Like many Australians, every year I attend and participate in two culturally significant community events - ANZAC Day and Remembrance Day. Both days are a time to honour the memory of those who lost their lives on the battlefield and are a sober reminder of the lasting scars that war leaves on our humanity. Each year at these services the solemn sound of the Last Post played by the bugler is either preceded or followed by the recitation of the "Ode of Remembrance" which ends with the phrase "Lest We Forget".
While it is right and proper that we remember the fallen, have we forgotten what they fell for? Has history taught us nothing? Have we not shed enough blood? And in the words of songwriter Bob Dylan, "How many times must the cannon balls fly, before they're forever banned?"
The ongoing threat of terrorism, the war on ISIS, conflicts in the Middle East and parts of Africa, tensions with Russia and North Korea, all would suggest to me we have forgotten that war never has and never will bring true peace and freedom for humankind!

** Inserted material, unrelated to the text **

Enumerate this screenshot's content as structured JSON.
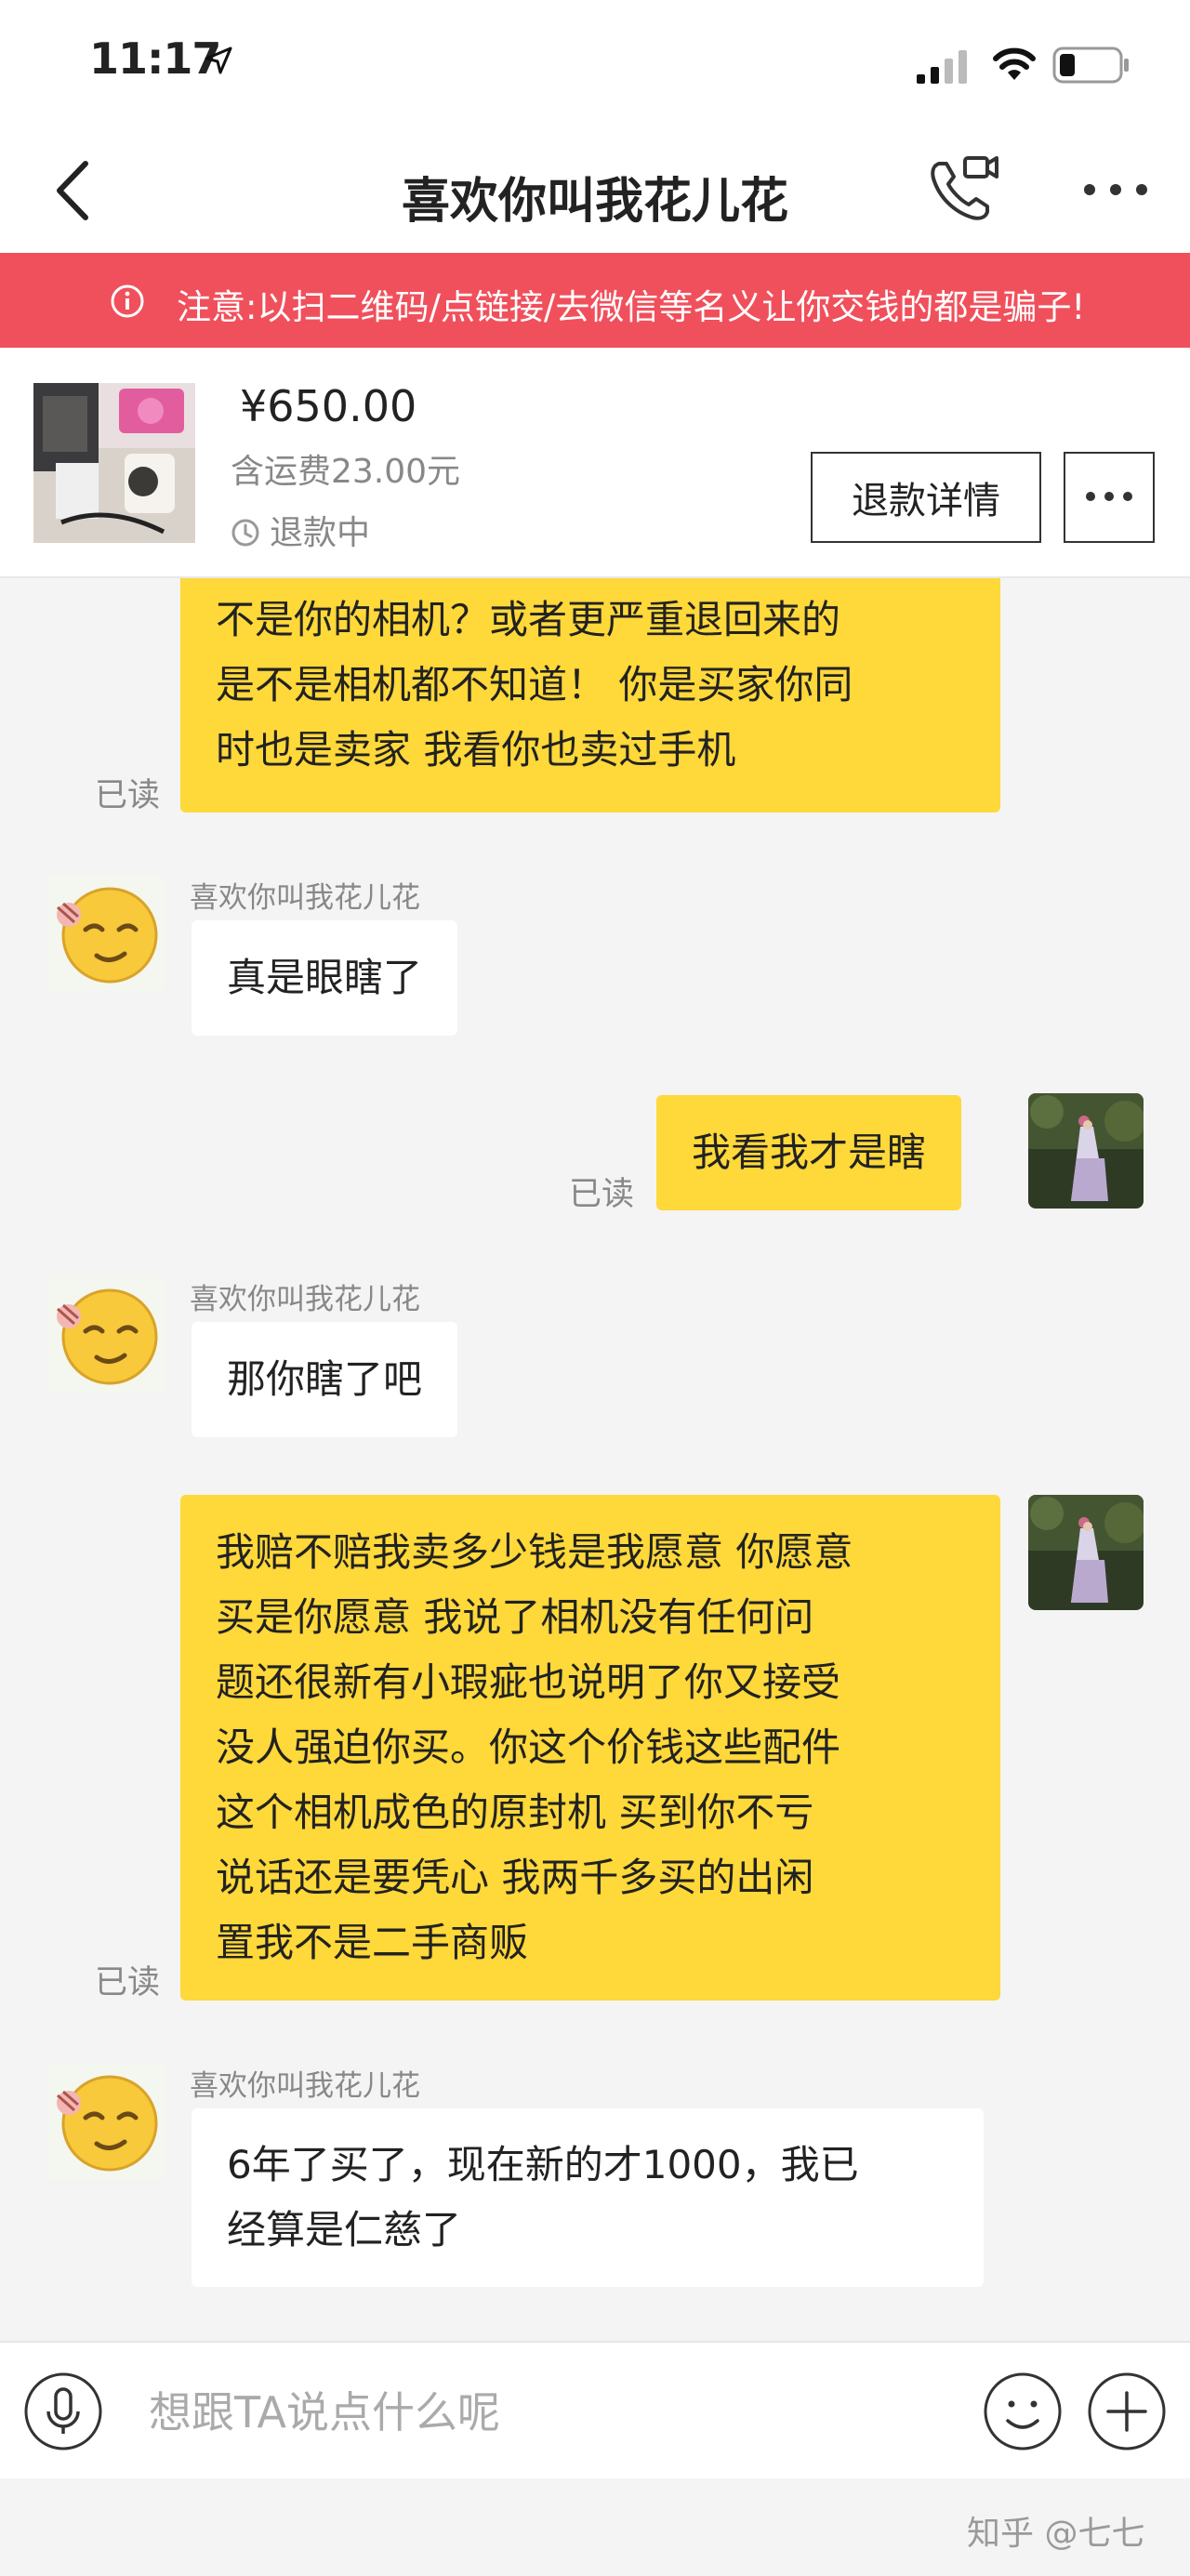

The relative peace that follows when the guns are silenced leaves those who are wounded or displaced by war suffering relentless physical and mental conflict. The freedom celebrated by some becomes bondage to others and remains elusive for most after a ceasefire is declared. The human cost of armed conflict only really serves to perpetuate the brokenness of our humanity instead of purchasing the peace and freedom all humankind ultimately craves.
When we say "Lest We Forget" it must not just be a lament about the past but a resolution for the future! Every time we say "Lest We Forget" it must move us beyond reflective commemoration towards a robust commitment to find a better way! Therefore, "Lest We Forget" that ALL human beings are made in the image of God and have been created to live in shalom with our Creator, each other and the world we share.